After the Rain
- Jessie
- Jun 8, 2018
- 3 min read
Most days, nap time comes as a welcomed opportunity to get an emotional recharge. Today, I kept putting off nap time.

I've been looking forward to naptime all morning. In the moments when the noise and movement reached a fevered pitch and I felt my cool slipping, I'd picture naptime.
Not my naptime.
Your naptime.
When I'd tuck littles into bed and send big boys off to their room for audiobooks and Legos. And I would have my time to sit and read and write and "get stuff done". But the appointed hour has come and I'm not moving to squirrel you off to your own corners of the house. It just rained and the five of you are all outside as the storm retreats and now the house is quiet and my book is right here next to me, but I find myself watching you out the window. I can't take my eyes off of you.
I can't take my eyes off of the sight of you in the backyard after that summer rain, relishing the wet grass under your bare feet, the momentary reprieve from the oppressive heat. One of you is fully dressed, one is shirtless, one has stripped to his undies and one is stark naked - your stages of undress are not in order of age, but of stages of self-awareness and I chuckle to myself as I realize this.
I can't take my eyes off of your lithe bodies as they make full use of their abilities; the way you crouch to throw the frisbee (who taught you to look so cool when you do that?), the joyful abandon as you swing the golf club against a nerf ball in some game who's rules only you know.
I can't take my eyes off the way you are talking to each other. I can't hear you through the glass, but I can see one of you cracking a joke, the other doubling over in laughter. I can see you cooing baby talk to your sister and it amazes me as I realize that you are people. Independent, creative, vivacious people. It's amazing how many times I can rediscover this fact, how many times it can awe me, as if for the first time.
I had big plans for "me time" this afternoon. And I'm not putting it off out of any kind of misplaced martyrdom. It's just that I literally can't tear my eyes away from the scene out my window.

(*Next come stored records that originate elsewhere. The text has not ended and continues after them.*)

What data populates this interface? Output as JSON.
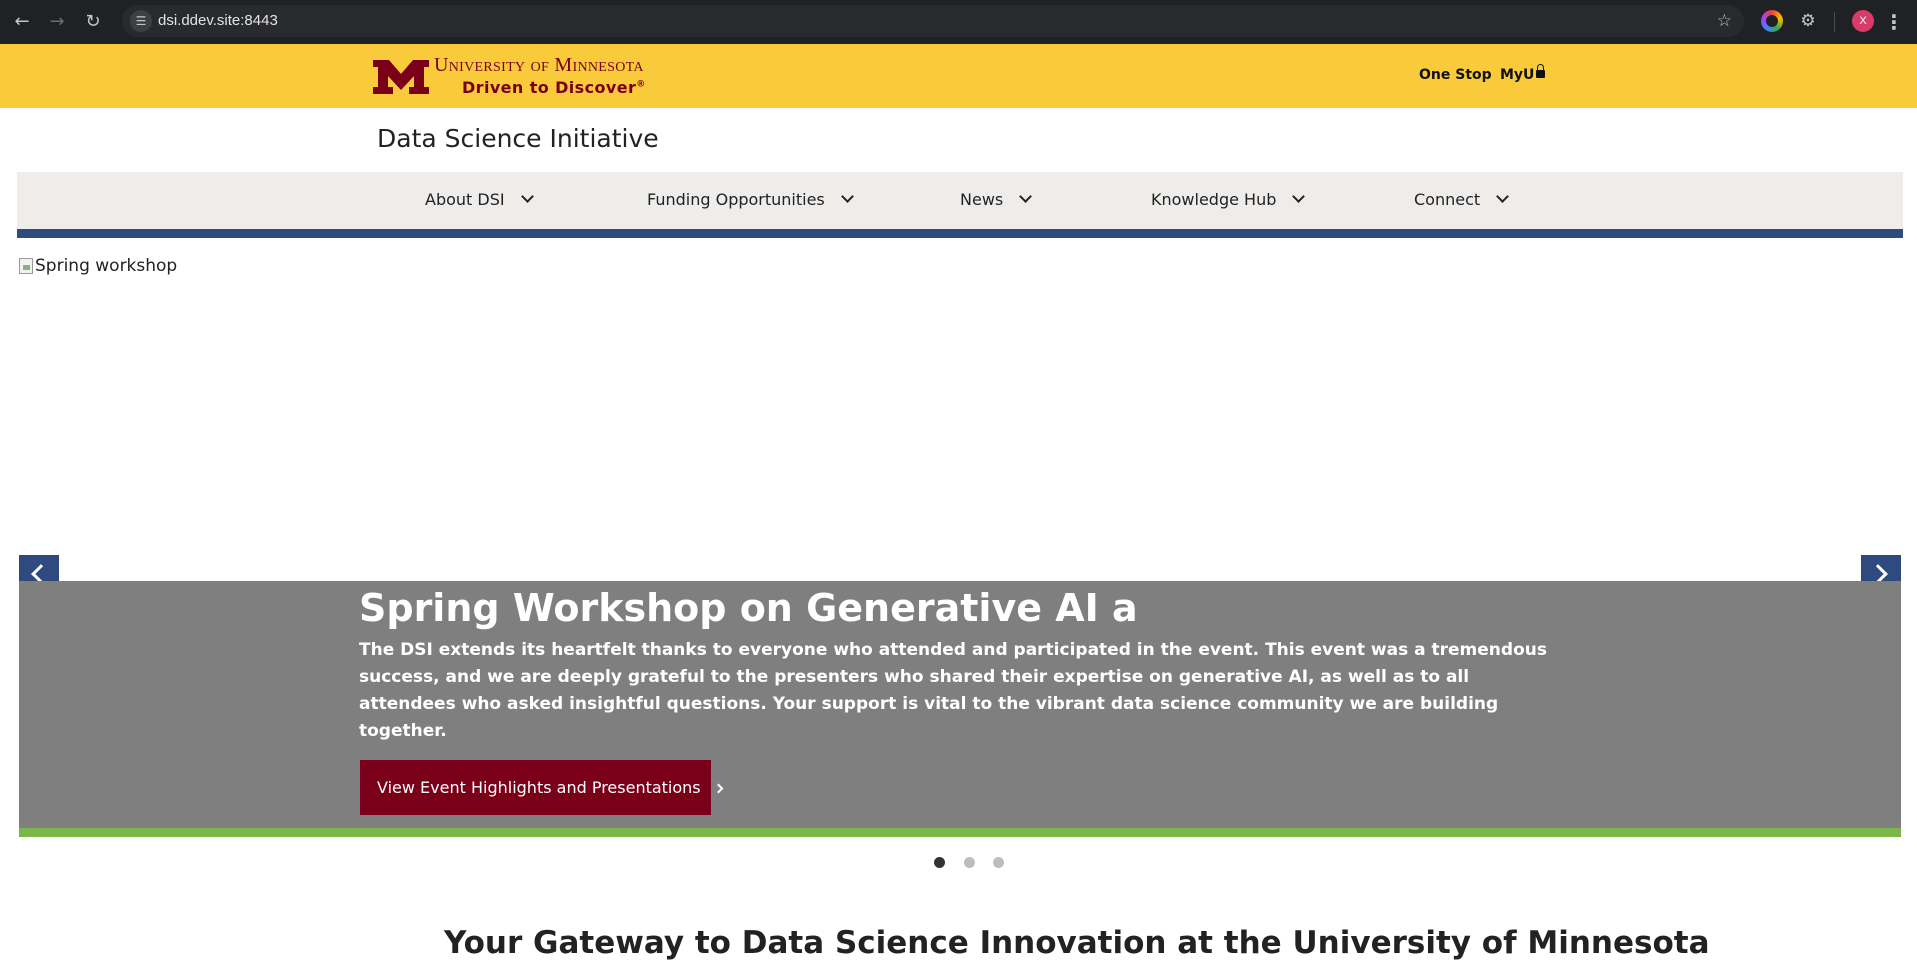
{
  "browser": {
    "url": "dsi.ddev.site:8443",
    "profile_initial": "X",
    "icons": [
      "back-icon",
      "forward-icon",
      "reload-icon",
      "site-settings-icon",
      "bookmark-star-icon",
      "color-extension-icon",
      "extensions-puzzle-icon",
      "menu-kebab-icon"
    ]
  },
  "header": {
    "university_name": "University of Minnesota",
    "tagline": "Driven to Discover",
    "tagline_mark": "®",
    "links": [
      {
        "label": "One Stop"
      },
      {
        "label": "MyU"
      }
    ]
  },
  "site": {
    "title": "Data Science Initiative"
  },
  "nav": {
    "items": [
      {
        "label": "About DSI"
      },
      {
        "label": "Funding Opportunities"
      },
      {
        "label": "News"
      },
      {
        "label": "Knowledge Hub"
      },
      {
        "label": "Connect"
      }
    ]
  },
  "carousel": {
    "image_alt": "Spring workshop",
    "heading": "Spring Workshop on Generative AI a",
    "text": "The DSI extends its heartfelt thanks to everyone who attended and participated in the event. This event was a tremendous success, and we are deeply grateful to the presenters who shared their expertise on generative AI, as well as to all attendees who asked insightful questions. Your support is vital to the vibrant data science community we are building together.",
    "cta_label": "View Event Highlights and Presentations",
    "slide_count": 3,
    "active_slide": 1
  },
  "section": {
    "heading": "Your Gateway to Data Science Innovation at the University of Minnesota"
  },
  "colors": {
    "gold": "#f9cb3a",
    "maroon": "#7a0019",
    "nav_blue": "#2e4a7f",
    "caption_gray": "#7f7f7f",
    "accent_green": "#7ab648"
  }
}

Recently, I met a woman who is in town temporarily, seeking medical intervention for her comatose two-year-old daughter. So many times a day she comes to my mind and I whisper a prayer for her little girl. What would she give to have her "me time" interrupted by the rambunctious squeals of her daughter? She said to me tonight that as she lugs around all the gear needed to enable her baby girl to live, she is struck by the constant miracle of all that "gear" that works in a healthy person without them even having to give it a thought. Miracles, miracles everywhere.

There's a renegade crack of thunder that sends you all skittering towards me and I welcome you in - wet, muddy, jabbering a-mile-a-minute - and I hold you close thinking how thankful I am for this moment. Just this moment. This time, I got that coveted recharge of my emotional battery not from turning my attention to something else, but from stepping back and picturing you in a wider frame. One where bright eyes and waving arms and churning legs and ear-splitting squeals are nothing short of miraculous.